Pathology/Lab Coding Alert

Reader Question:

Know When Pathologists Should Revert to Ordering Diagnosis

Question: We received a mastectomy specimen based on a prior cancerous biopsy but find no residual tumor. How should we code the mastectomy (procedure and diagnosis)?

Kansas Subscriber

Answer: The final diagnosis for a mastectomy specimen doesn't change your procedure coding. You don't mention lymph nodes, so you should report the pathologist's mastectomy examination as 88307 (Level V --Surgical pathology, gross and microscopic examination, breast, mastectomy -- partial/ simple), regardless of the final diagnosis.

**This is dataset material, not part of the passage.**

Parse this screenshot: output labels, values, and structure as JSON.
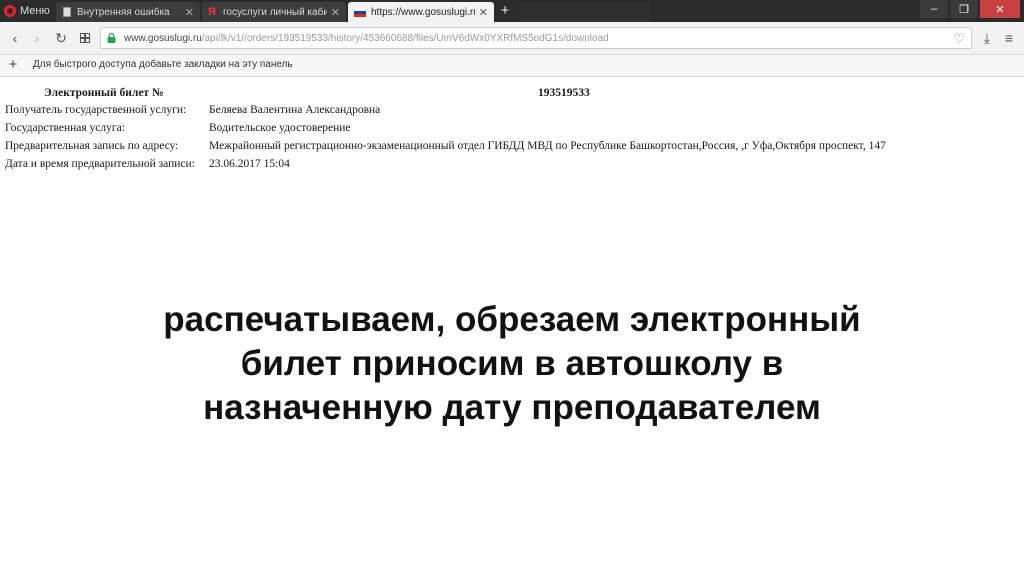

Diagnosis coding rules require you to report the most specific diagnosis available at the time. Here's how to do that:

1.If you have the pathologist's report and it includes a definitive diagnosis, you should use that diagnosis.

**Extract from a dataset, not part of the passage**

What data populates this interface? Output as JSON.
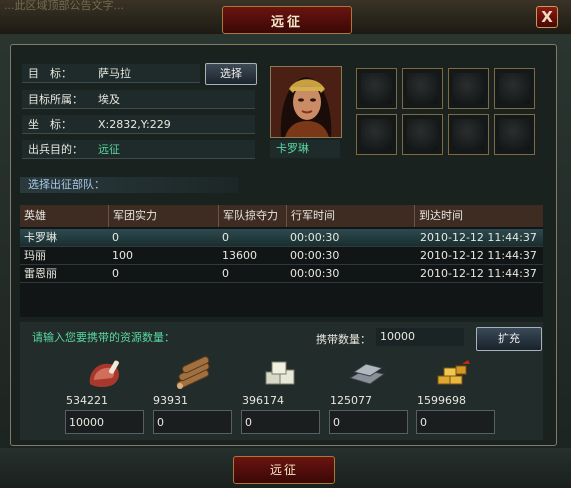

2.If the pathologist hasn't reached a definitive diagnosis, you should report the signs, symptoms, or conditions that prompted the ordering physician to request the service.

3.If the pathology report indicates no residual tumor and doesn't describe any pathology that's reportable to an ICD-9 code, you should revert to the ordering diagnosis. ICD-9 does not provide a code for "normal tissue," so you should list the condition that prompted the mastectomy. In other words, you should report the initial biopsy cancer diagnosis.

-- Reader Questions and You Be the Coder were prepared with the assistance of R.M. Stainton Jr., MD, president of Doctors'Anatomic Pathology Services in Jonesboro, Ark.